Das Sinfonieorchester des Hessischen Rundfunks gilt in Fachkreisen als Mahler-Orchester. Das geht zurück auf den Kraftakt des früheren Chefdirigenten Eliahu Inbal, Mitte der 1980er-Jahre mit diesem Klangkörper sämtliche Sinfonien Gustav Mahlers in Frankfurt zyklisch aufzuführen. Das war damals noch eine Pioniertat, denn der große Spätromantiker schien nahezu vergessen, was man sich heute kaum vorstellen kann.

Von Ludwig Rink | 14.06.2009
    Paavo Järvi aus Estland, seit 2006 Chefdirigent dieses hr-Sinfonieorchesters, scheint jetzt an diese große Tradition anknüpfen zu wollen. Die neue, bei Virgin Classics erschienene CD des Orchesters, wirkt jedenfalls wie eine Wiederannäherung der Frankfurter an Mahlers Sinfonik - wie eine Art Vorspiel zu größeren Taten. Sie bietet vier Sätze aus Mahlers sinfonischem Schaffen: Einer wurde aus einer Sinfonie wieder entfernt, ein anderer nur als Torso überliefert, der dritte in leicht veränderter Form als Satz einer Sinfonie wiederverwendet und der vierte schließlich ist ein von einem späteren Komponisten-Kollegen angefertigtes Arrangement für kleinere Besetzung.

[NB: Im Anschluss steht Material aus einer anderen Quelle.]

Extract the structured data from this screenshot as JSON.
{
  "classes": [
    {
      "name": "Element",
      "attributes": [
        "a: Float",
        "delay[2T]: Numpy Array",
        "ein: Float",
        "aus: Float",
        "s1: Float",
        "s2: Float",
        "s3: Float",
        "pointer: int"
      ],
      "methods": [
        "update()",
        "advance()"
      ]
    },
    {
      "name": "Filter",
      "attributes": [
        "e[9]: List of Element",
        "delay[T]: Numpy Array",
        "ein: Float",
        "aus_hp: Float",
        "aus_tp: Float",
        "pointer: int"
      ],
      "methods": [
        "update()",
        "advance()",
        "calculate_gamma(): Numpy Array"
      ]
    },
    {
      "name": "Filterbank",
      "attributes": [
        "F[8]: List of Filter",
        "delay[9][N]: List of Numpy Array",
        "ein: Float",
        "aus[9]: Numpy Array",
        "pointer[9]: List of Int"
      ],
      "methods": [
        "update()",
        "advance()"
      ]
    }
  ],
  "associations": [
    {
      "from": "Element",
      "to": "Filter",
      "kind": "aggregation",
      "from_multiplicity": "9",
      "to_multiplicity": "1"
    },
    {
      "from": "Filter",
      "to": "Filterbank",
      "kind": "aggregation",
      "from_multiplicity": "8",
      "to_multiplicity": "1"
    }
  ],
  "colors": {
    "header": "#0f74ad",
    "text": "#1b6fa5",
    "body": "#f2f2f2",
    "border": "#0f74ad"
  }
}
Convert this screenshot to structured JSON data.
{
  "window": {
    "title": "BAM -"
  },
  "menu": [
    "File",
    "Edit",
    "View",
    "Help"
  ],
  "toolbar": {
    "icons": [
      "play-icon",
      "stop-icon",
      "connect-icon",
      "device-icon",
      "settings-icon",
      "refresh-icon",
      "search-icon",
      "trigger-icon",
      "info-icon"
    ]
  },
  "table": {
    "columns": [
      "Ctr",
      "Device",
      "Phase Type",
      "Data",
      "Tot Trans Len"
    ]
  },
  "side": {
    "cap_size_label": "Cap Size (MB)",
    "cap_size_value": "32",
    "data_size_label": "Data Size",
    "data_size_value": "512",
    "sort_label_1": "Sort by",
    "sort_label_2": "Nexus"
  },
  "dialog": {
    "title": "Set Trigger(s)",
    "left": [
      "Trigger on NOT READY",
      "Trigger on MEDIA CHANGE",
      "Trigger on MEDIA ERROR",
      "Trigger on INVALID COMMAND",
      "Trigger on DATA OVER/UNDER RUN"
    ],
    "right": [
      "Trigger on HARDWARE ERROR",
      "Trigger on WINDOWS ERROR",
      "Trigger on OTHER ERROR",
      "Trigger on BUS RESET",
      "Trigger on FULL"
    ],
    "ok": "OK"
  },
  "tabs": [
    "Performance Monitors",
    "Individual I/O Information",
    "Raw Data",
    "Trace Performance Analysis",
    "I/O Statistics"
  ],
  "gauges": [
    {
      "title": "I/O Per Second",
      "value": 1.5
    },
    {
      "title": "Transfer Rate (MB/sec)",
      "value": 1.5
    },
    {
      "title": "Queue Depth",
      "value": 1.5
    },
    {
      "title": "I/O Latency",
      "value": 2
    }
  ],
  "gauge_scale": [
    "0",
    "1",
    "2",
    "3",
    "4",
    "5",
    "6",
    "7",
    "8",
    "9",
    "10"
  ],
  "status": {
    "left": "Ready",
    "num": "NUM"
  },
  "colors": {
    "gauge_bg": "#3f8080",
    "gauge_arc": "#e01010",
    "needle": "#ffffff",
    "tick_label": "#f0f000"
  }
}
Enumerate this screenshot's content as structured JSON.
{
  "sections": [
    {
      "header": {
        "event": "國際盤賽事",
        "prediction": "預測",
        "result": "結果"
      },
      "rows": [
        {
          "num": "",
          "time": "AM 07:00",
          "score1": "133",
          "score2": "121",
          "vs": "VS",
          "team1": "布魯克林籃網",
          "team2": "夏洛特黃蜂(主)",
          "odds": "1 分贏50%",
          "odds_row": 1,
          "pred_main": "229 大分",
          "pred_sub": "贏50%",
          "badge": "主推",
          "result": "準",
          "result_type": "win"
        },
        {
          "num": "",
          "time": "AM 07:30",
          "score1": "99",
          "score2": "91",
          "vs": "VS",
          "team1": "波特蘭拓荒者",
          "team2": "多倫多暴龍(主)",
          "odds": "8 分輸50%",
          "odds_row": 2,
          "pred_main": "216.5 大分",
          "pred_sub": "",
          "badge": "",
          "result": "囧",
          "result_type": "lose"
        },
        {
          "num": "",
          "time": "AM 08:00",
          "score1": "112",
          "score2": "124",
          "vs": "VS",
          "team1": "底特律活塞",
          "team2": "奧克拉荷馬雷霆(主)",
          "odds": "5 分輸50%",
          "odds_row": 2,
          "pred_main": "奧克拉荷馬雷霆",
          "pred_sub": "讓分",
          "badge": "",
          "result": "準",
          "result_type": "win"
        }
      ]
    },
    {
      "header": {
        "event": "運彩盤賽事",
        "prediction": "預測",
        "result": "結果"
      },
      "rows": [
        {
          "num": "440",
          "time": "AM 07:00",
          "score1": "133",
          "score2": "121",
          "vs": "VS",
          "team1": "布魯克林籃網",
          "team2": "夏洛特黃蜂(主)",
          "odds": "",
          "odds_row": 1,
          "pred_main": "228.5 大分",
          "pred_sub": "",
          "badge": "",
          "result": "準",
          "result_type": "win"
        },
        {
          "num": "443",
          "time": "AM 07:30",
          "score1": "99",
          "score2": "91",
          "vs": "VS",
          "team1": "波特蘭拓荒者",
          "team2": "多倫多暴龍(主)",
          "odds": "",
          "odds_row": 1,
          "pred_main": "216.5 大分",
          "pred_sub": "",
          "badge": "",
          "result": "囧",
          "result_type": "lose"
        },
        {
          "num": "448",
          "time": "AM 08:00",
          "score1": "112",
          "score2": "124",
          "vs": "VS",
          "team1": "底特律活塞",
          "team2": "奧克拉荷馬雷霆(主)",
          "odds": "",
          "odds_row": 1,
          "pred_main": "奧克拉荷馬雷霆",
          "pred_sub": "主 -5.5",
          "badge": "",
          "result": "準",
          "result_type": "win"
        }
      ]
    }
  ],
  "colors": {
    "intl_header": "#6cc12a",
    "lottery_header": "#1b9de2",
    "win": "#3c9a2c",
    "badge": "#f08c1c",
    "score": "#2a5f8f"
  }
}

    Ohne im engeren Sinne Programm-Musik zu sein, spiegeln Mahlers Sinfonien doch häufig wider, was psychisch und gedanklich in ihm vor sich ging. Oft haben sie deutliche Bezüge zu Ereignissen in seinem Leben. Die 5. Sinfonie zum Beispiel schrieb er nach einem gefährlichen Blutverlust, der ihn 1901 fast das Leben gekostet hätte - die Sinfonie beginnt ungewöhnlicherweise mit einem Trauermarsch, endet dann aber mit einem dankbaren, dem Leben wieder zugewandten Finale. Und wenn das "Lied von der Erde" und seine 9. Sinfonie den Konflikt zwischen Freude und Depression, zwischen Leben und Tod zum Thema machen, so ist dies sicher eine Folge der zuvor gestellten Diagnose seines Arztes, dass er wegen einer schweren Herzerkrankung voraussichtlich nur noch wenige Jahre zu leben habe.

    Jahre vorher, bei der Komposition seiner 2. Sinfonie, war Mahler in eine Art Schaffenskrise geraten. Nach der Fertigstellung des ersten Satzes hatte er das Gefühl, diese Sinfonie niemals beenden zu können. So strich er den Titel Sinfonie durch und ersetzte ihn durch das Wort "Totenfeier". Mahler schien den strahlenden Held seiner 1. Sinfonie hier zu Grabe tragen zu wollen mit einer Art Tondichtung, die in dieser hier vom hr-Sinfonieorchester eingespielten Form auch für sich stehen könnte.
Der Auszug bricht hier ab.